Easiest would likely be docker, alpine:3.15, that is what I'm using in my reproduction.

userdocs commented 2 years ago

I was using this (i had not used musl-dbg before and this is important here)

docker run -it -w /root -v ~/build_latest:/root alpine:latest /bin/ash -c \
'apk add binutils python3 python3-dbg python3-dev gdb libexecinfo musl-dbg \
&& ash'
userdocs commented 2 years ago

This is what i am doing so i think it will work for you.

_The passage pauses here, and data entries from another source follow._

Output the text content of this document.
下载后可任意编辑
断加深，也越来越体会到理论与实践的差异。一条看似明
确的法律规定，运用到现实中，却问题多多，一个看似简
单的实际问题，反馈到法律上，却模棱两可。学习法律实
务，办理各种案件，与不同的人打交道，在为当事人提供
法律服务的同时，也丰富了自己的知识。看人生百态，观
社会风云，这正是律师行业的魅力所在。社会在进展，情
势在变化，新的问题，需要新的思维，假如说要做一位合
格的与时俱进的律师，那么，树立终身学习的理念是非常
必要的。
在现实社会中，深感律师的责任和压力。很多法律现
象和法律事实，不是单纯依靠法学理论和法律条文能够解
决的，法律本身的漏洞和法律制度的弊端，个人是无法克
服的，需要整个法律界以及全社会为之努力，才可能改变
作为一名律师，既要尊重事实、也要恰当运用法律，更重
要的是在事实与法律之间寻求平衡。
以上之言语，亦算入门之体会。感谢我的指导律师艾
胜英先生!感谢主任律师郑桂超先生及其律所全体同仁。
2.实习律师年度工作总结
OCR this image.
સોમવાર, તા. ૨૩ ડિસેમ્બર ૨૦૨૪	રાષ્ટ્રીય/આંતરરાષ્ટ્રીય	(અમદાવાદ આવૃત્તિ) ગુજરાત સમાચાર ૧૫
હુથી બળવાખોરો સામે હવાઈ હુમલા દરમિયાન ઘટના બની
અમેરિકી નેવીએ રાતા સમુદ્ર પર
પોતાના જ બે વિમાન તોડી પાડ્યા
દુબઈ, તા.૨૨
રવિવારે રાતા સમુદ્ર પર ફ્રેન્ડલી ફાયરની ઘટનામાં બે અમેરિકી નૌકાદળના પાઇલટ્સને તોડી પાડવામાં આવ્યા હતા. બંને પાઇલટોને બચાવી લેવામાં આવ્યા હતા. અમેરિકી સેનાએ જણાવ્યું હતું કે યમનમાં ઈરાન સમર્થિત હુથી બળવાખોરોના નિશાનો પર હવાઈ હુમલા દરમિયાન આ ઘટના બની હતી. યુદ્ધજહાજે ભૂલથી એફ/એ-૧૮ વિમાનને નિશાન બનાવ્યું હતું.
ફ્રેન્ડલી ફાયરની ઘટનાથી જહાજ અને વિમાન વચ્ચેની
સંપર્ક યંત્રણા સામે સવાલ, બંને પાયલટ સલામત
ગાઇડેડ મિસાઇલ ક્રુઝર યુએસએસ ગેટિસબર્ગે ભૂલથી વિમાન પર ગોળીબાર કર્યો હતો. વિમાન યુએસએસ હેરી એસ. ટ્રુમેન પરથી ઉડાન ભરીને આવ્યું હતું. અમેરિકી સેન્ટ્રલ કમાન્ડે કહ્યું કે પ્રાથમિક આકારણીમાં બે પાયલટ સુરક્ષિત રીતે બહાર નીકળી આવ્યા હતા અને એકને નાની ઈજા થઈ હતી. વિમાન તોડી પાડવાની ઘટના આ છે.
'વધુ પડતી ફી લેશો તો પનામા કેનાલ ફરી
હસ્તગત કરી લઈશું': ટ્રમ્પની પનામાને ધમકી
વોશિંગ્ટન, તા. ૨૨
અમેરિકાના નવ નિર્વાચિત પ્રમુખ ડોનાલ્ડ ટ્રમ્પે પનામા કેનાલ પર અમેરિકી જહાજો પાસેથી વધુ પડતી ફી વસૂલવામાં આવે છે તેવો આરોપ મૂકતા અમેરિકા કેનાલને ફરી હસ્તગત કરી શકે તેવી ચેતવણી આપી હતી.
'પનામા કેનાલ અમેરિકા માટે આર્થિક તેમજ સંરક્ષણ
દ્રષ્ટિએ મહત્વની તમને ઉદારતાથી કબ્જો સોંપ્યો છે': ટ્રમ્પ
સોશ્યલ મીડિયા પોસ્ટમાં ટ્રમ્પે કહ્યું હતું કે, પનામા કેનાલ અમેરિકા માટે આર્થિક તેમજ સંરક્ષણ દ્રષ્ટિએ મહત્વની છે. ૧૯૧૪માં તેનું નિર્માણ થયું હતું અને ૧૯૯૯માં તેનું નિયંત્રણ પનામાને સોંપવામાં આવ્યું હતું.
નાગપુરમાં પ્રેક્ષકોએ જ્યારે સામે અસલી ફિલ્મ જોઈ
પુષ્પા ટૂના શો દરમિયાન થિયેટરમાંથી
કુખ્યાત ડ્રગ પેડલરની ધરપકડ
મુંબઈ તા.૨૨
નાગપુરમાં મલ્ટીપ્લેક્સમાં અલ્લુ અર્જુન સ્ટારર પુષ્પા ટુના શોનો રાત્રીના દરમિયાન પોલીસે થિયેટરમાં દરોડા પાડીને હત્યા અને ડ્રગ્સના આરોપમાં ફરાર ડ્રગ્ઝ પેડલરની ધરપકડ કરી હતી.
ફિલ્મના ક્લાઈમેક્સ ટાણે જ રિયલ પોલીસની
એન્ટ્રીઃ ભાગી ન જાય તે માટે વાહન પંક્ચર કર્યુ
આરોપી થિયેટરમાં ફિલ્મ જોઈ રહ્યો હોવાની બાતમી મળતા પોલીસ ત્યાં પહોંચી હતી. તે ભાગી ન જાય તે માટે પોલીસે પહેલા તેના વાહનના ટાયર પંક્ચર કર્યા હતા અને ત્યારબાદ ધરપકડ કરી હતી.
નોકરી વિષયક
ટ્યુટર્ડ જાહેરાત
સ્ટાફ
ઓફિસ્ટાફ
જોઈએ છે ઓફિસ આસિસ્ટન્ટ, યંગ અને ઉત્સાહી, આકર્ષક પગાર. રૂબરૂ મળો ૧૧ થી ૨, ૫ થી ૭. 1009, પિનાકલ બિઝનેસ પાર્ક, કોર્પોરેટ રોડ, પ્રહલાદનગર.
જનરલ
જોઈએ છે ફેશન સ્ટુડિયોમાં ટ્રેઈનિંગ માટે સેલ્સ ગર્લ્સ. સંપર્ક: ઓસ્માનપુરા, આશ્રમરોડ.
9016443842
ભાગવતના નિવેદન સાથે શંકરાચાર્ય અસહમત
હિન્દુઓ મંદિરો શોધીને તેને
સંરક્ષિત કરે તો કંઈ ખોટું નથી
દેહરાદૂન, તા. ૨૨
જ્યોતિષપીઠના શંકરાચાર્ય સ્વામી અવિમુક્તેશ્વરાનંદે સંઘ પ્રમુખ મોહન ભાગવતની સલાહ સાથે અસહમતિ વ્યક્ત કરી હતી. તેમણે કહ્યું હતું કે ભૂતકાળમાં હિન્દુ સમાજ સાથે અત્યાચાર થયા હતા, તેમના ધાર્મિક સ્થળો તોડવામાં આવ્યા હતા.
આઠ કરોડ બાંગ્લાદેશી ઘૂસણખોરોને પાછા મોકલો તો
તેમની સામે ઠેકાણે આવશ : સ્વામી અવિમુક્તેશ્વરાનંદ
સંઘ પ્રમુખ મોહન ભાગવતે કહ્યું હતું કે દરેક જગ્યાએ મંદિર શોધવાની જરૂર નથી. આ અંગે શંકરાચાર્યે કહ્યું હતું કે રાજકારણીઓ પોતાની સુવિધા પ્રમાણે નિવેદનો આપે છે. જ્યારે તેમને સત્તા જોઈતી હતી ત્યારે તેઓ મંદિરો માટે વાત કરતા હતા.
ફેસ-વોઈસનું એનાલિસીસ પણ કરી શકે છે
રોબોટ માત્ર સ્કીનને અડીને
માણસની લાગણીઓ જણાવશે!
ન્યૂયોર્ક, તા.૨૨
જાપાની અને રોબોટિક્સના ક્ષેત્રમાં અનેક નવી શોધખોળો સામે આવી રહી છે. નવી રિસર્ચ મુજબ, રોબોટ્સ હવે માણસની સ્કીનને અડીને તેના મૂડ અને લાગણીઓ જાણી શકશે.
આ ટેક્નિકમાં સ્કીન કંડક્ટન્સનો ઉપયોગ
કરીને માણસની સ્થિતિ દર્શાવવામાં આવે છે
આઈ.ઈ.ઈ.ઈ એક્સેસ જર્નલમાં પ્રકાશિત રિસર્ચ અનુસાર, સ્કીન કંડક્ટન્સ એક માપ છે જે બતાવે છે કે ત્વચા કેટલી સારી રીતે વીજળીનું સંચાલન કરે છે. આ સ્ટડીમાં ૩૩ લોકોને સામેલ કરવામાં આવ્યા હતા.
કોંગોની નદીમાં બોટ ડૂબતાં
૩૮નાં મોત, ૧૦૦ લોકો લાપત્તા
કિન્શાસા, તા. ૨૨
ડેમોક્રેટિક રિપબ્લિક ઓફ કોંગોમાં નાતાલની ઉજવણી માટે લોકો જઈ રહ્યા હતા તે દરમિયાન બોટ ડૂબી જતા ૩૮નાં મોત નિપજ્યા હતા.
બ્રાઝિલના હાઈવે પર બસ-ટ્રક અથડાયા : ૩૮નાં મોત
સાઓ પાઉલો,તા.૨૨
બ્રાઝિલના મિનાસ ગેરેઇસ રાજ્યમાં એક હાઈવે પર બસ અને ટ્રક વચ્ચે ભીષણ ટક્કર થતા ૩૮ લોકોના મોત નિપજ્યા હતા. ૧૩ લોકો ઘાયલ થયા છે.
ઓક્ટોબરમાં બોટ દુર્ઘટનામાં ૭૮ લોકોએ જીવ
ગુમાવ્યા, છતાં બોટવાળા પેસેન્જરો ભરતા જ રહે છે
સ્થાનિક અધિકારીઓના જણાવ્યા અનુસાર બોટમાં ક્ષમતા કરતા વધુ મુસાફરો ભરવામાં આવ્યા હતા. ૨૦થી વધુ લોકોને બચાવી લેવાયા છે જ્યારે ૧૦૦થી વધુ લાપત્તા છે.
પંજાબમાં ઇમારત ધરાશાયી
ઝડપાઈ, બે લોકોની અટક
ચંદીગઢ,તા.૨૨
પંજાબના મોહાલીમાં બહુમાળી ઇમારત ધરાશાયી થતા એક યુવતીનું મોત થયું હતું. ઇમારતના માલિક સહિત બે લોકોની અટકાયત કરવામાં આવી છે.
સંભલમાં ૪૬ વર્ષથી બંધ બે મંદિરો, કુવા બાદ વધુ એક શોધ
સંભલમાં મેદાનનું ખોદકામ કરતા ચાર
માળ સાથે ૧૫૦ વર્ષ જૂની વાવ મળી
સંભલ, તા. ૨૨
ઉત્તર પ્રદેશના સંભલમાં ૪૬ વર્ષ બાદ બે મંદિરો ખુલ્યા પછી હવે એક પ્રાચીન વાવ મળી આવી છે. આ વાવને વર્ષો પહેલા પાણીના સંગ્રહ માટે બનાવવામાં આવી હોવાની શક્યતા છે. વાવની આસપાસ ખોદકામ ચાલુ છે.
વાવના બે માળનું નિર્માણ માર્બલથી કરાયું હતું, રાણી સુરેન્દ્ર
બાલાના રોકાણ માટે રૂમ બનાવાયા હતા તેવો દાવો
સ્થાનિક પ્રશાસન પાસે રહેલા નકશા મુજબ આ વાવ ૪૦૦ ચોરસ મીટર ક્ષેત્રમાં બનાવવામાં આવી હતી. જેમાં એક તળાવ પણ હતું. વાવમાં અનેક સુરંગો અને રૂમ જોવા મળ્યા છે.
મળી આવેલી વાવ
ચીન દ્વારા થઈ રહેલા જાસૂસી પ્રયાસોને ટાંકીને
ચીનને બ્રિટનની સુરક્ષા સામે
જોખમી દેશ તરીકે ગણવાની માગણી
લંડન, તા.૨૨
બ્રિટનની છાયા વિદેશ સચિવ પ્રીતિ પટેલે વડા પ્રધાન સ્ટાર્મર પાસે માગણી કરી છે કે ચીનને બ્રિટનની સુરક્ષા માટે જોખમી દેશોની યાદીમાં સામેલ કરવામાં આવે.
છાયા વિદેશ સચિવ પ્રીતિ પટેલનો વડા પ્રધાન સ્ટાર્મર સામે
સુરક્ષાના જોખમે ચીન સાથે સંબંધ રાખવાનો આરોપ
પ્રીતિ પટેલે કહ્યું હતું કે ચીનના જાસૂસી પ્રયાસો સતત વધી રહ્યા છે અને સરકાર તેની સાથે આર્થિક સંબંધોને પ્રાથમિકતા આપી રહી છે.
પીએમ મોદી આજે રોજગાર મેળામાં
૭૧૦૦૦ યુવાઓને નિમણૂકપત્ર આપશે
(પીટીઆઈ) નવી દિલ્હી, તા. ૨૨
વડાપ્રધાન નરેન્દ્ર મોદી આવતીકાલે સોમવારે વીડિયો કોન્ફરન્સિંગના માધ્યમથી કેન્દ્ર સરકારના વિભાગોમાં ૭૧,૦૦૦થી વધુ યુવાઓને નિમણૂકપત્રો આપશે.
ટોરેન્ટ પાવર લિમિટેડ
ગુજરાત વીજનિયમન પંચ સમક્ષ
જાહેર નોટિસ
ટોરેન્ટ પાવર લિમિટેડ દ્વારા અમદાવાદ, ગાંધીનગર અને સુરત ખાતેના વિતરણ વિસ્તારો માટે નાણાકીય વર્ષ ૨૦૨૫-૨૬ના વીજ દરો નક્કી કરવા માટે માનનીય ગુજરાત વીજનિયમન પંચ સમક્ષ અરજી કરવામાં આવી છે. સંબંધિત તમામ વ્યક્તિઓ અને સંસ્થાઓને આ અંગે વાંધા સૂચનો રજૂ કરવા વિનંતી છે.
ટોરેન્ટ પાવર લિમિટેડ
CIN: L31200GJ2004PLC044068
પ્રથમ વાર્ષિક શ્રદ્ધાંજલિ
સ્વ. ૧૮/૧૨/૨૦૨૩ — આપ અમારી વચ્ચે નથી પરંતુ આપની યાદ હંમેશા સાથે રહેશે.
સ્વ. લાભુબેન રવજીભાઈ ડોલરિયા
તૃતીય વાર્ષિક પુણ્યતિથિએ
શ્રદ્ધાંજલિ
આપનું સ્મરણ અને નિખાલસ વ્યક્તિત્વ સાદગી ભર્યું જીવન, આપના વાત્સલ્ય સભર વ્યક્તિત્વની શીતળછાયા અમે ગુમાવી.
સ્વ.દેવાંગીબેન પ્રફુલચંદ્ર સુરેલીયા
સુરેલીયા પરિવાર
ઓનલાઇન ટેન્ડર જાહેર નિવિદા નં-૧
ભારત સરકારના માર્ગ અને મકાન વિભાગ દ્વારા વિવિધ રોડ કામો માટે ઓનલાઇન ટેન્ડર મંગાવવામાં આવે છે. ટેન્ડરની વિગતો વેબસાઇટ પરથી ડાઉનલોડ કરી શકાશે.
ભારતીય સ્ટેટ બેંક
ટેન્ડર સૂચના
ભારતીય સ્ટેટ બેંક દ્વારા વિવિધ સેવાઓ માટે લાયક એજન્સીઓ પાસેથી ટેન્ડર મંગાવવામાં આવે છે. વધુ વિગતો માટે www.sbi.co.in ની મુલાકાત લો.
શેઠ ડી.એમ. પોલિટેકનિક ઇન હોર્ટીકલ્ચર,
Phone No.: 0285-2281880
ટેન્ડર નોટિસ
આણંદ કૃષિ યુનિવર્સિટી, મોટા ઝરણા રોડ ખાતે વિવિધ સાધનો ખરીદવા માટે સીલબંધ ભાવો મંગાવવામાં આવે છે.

You just need the torrent file ubuntu-20.iso.torrent

docker run -it -w /root -v ~/build_latest:/root alpine:latest /bin/ash -c \
'apk add bash curl ncurses \
&& curl -sL git.io/JXDOJ | bash -s \
boost_v=77 build_d= libtorrent_b=RC_1_2 cxxstd=14 libtorrent=no python_b=yes python_v=3 lto= crypto= system_crypto=yes debug_symbols=on'
docker run -it -w /root -v ~/build_latest:/root alpine:latest /bin/ash -c \
'apk add binutils python3 python3-dbg python3-dev gdb libexecinfo musl-dbg \
&& ash'
gdb python3
add-symbol-file .local/lib/python3.9/site-packages/libtorrent.so
run lt-build/libtorrent/bindings/python/simple_client.py ubuntu-20.iso.torrent
stdjs commented 2 years ago

yeah, that does look related to musl rather than ABI. Is there an easy way for me to use musl on ubuntu?

You can download toolchain from http://musl.cc/

userdocs commented 2 years ago

I'm not sure the musl cross toolchains are the right tool for the job here tbh.

Ubuntu can install musl but you need hirsute to get the matching version to Alpine stable

https://packages.ubuntu.com/hirsute/musl

Also if you are using WSL2 someone made an Alpine image https://www.microsoft.com/en-gb/p/alpine-wsl/9p804crf0395

But i think the docker method is the easiest and best way.

stale[bot] commented 2 years ago

This issue has been automatically marked as stale because it has not had recent activity. It will be closed if no further activity occurs. Thank you for your contributions.

graywolf commented 2 years ago

I've opened 6831 since this is still an issue.